The Haiku stairs, commonly known as the Stairway to Heaven, is a popular tourist location in Oahu and rightly so due to the stunning view of Aiea bay and the Ko’olau mountain range it offers. The stairway, clearly visible from the H3 interstate in front of the Tetsuo Harano tunnel, is illegal to climb due to a large storm in 2015 that caused a landslide which badly damaged some sections of the stairs built during World War II (1942-1943). The damage to the stairs has not deterred hikers who choose to use the illegal route so residents near the entrance to the stairs now have trespassing and littering issues and people occasionally get injured and have to be rescued by helicopter from the unstable trail.

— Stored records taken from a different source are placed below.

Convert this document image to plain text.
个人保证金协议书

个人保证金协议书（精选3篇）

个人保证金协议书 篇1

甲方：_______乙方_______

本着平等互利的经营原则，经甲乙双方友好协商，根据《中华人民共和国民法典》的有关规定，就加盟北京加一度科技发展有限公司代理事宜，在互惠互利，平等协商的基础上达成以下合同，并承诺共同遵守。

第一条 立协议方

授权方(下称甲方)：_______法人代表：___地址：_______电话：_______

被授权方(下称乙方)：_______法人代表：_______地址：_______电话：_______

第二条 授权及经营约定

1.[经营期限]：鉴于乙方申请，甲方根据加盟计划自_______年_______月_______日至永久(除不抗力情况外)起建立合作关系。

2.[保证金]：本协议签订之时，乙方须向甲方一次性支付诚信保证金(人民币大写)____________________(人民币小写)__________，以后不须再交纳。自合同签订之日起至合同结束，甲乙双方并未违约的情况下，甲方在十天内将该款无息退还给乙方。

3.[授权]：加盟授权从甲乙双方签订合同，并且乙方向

This has caused a recent push for something to be done about the stairs which has presented two increasingly plausible options: to either tear down the stairs altogether or spend state funds on refurbishing the stairs into a legal tourist attraction.
Science teacher and Environmental Club advisor, Daniella Griffay, stated, “What makes it the most difficult to actually make into a legal hike is no one entity owns all of the stairs, mountain, and access road.”
The split between residents, city council (who mostly want to see the stairs torn down due to the inconvenience of trespassers and extra costs that go into managing the stairs), and Friends of The Haiku Stairs (an organization of those set on protecting the stairs) has even caught media attention. Many local channels such as KHON2 news, who have been following the great stair debate for about four years now, came out with a huge development in the fate of the Haiku Stairs in what has essentially been a stalemate for quite some time. On September 11, City council voted unanimously to remove the stairs completely and Oahu mayor Rick Blangiardi, said on September 15 that he would do just that.
Griffay, who has hiked the stairs legally (the back route through Moanalua Valley) about a dozen times since 2017 said that “the stairs should not be torn down but should be properly managed and maintained.”
Griffay along with other like-minded people believe that the state could benefit financially from fixing up the stairs to make them a functioning tourist attraction. There are also significantly more rescues and deaths on Diamond Head, a legal attraction, with not a single death caused due to the Haiku Stairs.
On the other hand, residents of the neighborhood which hikers sneak through are tired of trespassing at early hours and littering and the city has to spend extra on rescues and stationing police to guard the illegal side of the stairs to keep people from climbing. Some Hawaiians say that ancestral bones (iwi) are buried there which they would not want disturbed by hikers. The condition of the stairs will keep deteriorating, making it more unsafe and the city did propose to foot the bill of reconstruction in 2003 yet found it to be around $1 million, which was out of budget. According to the council, the cheapest, quickest solution for the city would be tearing down the stairs.
“We all see how long it has taken the state to do the Rail,” Griffay said, “Do we really want to spend more time and money on demolishing the stairs?” As an alternative to both demolishing and repairing the stairs, Griffay proposed that Kualoa Ranch could buy and move the stairs to their valley where they would enjoy the benefits of the fame of the stairs and not have to make their own. This would also eliminate the problem for locals because they could be placed in a non-residential area with the proper accommodations for a tourist attraction.
It is clear that whatever it is, something must be done about the Stairway to Heaven and soon. An increasingly popular trail with frequent travel that is not being inspected nor serviced is just a recipe for disaster and the permanent closure of a once in a lifetime hike due to a catastrophic accident.